Jun 23 2021 Day 127 Psalms 25:1–28:9




“Come,” my heart says, “seek his face!”



Psalm 27 is a prayer of confidence in God. It has numerous exclamations of gratitude and confidence in God, including ‘he will conceal me under his tent’, and ‘if my father and mother forsake me, the Lord will take me up’. I like these pithy affirmations of faith. It’s like morning affirmations, where you repeat something that you want to be true, speaking it into reality.

And in the midst of these affirmations, there’s this sentence I find precious. “Come,” my heart says, “seek his face!” As someone who spends an inordinate time in my head, I love this notion that the heart speaks, distinctly from the self. Come, my heart says. David is acknowledging that sometimes, it’s his heart that beckons him on to seek God’s face. From this I gather that the rest of David, the parts to which the heart is speaking, was either disinclined to seek God’s face, or too busy doing something else.

For those who spend more time in their heart center, this may not feel as critical as it does to those of us who spend time in our heads. It’s easy for me to think that everything comes from my head – all of my intentions and desires, plans and even my feelings. I think therefore I am.

This simple sentence reminds me that the heart is also a place from which my intentions, desires, plans and feelings originate. It’s as if my heart has to work extra hard to get a word in edgewise, from my over-functioning head. My head has been well exercised and rewarded, perhaps to the point where the other parts of me are at risk of atrophy.

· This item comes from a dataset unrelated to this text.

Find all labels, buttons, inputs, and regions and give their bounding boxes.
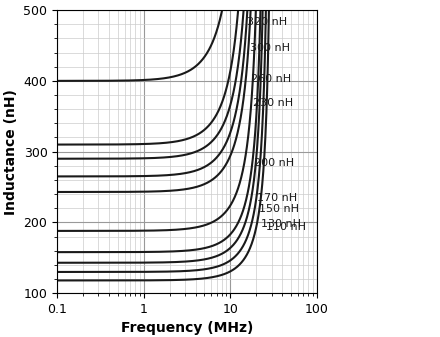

As I reflect on my world, I can see this in play with my sick loved one. I frequently respond to them from my head, from what I think should happen, or what I know logically. However they are in no place to have logic applied. What I think should happen doesn’t really matter. I can contrast that from how my husband responds. He clearly responds from his heart, and it is lovely to watch. Granted, sometimes it doesn’t make any sense (to my over functioning head). He would probably find nothing stellar about this pithy heart-driven sentence. 

This morning, I’m thinking about my poor under-developed heart center. I need acknowledge it, listen to it, exercise it. To be clear, I’m sure my heart has driven me in some of my actions. And I think I’ve just not acknowledged its role, or given it an appropriate place in my world. Today, I will seek to listen to my heart, and to see what it’s calling me to seek.